Some startups are using the label 'AI agent' to raise prices, says Andreessen Horowitz partner: 'There's a marketing angle to agents'
"AI agent" may be the buzziest term in tech, but some startups are using the label to raise prices, said a partner at Andreessen Horowitz, one of Silicon Valley's most prominent venture capital firms.
"There's a marketing angle to agents," said Guido Appenzeller, a partner at a16z, on a company podcast released May 2. "A couple of startups are basically saying, 'Hey, we can price this software that we're building much, much higher because this is an agent.'"
Appenzeller said that a "continuum" of startups is cashing in on the hype by branding simple tools as AI agents.
"The simplest thing that I've heard being called an agent is basically just a clever prompt on top of some kind of knowledge base," he said. A user asks about a technical problem, and the "agent" looks at the knowledge base and comes back with a "canned response."
An agent for some of these startups "could just be a large language model with a chat interface," he added.
Appenzeller and partners Matt Bornstein and Yoko Li were discussing how to define AI agents — systems that are supposed to act autonomously to complete tasks.
Andreessen Horowitz is a backer of Sam Altman's OpenAI and Elon Musk's xAI. It is seeking to raise a $20 billion fund to invest more heavily in AI, sources told Reuters last month. The company did not respond to Reuters' requests for comment.
"I don't think anything we have are actually agents," said Bornstein. The term itself "may be poorly defined and kind of overloaded," he added.
Companies have been using AI agents to automate elaborate, multi-step tasks. For instance, Regie AI uses "auto-pilot sales agents" to automatically find leads, draft personalized emails, and follow up with buyers.
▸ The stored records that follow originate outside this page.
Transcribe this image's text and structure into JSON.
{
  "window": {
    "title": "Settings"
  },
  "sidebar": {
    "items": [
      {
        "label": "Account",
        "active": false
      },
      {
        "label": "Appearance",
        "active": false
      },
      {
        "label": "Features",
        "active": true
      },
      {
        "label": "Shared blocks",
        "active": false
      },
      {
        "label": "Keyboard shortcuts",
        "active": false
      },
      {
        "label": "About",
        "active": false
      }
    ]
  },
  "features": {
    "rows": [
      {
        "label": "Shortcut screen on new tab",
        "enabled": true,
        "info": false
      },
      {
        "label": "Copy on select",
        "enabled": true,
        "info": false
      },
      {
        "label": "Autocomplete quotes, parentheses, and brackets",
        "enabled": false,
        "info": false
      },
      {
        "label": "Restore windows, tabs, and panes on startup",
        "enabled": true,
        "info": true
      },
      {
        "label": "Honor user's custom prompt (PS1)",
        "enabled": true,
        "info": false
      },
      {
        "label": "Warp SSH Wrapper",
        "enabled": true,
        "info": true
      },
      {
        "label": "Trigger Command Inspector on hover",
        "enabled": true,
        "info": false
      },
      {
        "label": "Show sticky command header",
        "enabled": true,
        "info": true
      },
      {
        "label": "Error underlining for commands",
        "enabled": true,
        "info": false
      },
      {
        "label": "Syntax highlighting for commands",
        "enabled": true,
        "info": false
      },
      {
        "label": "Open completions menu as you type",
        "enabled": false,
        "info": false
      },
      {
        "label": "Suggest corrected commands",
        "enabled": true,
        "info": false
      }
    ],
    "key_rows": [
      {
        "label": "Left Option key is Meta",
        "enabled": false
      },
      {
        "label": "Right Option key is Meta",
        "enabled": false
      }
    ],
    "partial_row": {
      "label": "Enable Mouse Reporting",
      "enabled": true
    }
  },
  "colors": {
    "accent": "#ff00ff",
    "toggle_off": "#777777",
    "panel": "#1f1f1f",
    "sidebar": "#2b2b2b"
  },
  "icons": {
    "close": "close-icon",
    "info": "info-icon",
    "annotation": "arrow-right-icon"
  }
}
Big Four professional services firm PwC unveiled " agent OS," a platform that makes it easier for agents to communicate with one another to execute tasks.
But the more steps an agent takes to complete a task, the more likely it is to make errors, Business Insider reported last month.
Despite the ambiguity, AI companies are betting big on agents to drive returns.
The Information reported in March that OpenAI plans to sell Ph.D.-level agents starting at $20,000 a month and eventually expects 20% to 25% of its revenue to come from agents.
"If 2024 was the year of LLMs, we believe 2025 will be the year of agentic AI," Praveen Akkiraju, a managing director at Insight Partners, previously told BI.
Bornstein, however, cautioned against letting hype lead strategy.
"Let's look at the actual technology underlying what we're calling agents," he said. "Where are they being deployed, and why?"